Star des réseaux sociaux, Ryan Garcia fait face à un gros défi ce samedi au Barclays Center de Brooklyn en défiant le champion WBC des super-légers (et ancien champion incontesté des légers) Devin Haney. Un choc brouillé par le comportement erratique, pour ne pas dire plus, du boxeur californien qui a multiplié les dingueries ces dernières semaines et semble afficher un état mental peu rassurant.
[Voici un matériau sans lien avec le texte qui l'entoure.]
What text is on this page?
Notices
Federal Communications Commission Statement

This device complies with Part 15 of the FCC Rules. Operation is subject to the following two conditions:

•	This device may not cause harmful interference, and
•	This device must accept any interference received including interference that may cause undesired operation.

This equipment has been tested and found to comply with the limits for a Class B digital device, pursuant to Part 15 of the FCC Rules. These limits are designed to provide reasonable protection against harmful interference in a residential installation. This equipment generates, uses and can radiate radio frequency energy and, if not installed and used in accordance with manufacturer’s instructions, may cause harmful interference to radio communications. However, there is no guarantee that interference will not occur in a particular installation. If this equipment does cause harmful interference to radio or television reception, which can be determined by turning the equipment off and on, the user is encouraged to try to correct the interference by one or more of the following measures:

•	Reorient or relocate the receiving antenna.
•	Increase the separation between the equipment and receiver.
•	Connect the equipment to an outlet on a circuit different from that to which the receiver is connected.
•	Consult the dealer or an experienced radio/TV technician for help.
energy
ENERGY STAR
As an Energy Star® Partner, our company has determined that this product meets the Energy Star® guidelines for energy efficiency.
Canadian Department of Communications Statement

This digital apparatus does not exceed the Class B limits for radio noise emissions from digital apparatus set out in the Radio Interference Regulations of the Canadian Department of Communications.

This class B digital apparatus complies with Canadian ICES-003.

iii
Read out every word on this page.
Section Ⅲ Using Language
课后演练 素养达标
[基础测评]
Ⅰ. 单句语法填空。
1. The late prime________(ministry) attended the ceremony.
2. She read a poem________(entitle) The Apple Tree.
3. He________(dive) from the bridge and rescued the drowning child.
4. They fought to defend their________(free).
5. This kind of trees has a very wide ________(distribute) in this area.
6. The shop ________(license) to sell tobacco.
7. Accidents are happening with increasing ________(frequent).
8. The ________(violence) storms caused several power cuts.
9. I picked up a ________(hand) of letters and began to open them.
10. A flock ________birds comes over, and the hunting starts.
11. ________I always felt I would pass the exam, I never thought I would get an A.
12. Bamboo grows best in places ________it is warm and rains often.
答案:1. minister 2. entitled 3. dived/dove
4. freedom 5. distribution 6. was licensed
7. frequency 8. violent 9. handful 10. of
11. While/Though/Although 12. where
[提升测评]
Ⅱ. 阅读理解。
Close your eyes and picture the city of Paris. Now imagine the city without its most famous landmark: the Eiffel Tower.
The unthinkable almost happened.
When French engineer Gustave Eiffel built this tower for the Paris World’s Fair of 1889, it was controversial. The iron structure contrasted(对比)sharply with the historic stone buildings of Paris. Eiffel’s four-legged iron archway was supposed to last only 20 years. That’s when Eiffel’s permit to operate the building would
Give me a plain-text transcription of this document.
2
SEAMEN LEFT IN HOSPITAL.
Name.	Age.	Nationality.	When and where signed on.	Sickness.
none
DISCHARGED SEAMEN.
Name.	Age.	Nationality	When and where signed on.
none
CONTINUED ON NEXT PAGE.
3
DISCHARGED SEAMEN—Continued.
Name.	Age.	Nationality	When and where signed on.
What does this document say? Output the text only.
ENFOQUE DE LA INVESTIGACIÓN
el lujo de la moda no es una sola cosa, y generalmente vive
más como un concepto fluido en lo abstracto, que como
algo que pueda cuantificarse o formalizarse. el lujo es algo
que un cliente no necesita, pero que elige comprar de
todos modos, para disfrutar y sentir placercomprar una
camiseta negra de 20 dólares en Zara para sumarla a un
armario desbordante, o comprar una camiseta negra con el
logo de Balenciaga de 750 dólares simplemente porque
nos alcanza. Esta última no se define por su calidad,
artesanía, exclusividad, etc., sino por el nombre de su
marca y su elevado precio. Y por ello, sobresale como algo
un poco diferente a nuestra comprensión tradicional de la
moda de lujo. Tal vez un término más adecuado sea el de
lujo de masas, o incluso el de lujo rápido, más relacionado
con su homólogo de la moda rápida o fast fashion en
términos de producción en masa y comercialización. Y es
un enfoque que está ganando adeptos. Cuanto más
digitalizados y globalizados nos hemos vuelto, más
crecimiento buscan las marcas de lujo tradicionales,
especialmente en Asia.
"Quelque chose ne va pas avec cet enfoiré! Toute cette merde n’est pas normale…" En quelques mots, lancés cette semaine en conférence de presse, Devin Haney (25 ans; 31-0, 15 KO) a résumé l’état d’esprit des fans de boxe avant la défense de son titre WBC des super-légers contre Ryan Garcia (25 ans; 24-1, 20 KO) ce samedi au Barclays Center de Brooklyn. Contre l'avis de son père présent à ses côtés, Garcia venait de parier 500.000 dollars par pound supplémentaire au-delà de la limite en cas de pesée ratée (de grosses rumeurs tournent sur son incapacité à faire le poids en raison d’une consommation excessive d’alcool) puis de démarrer une guerre verbale avec une personne présente dans le public en insultant sa mère avant de lui dire qu’il allait "mettre (s)a b*** dans (s)a bouche".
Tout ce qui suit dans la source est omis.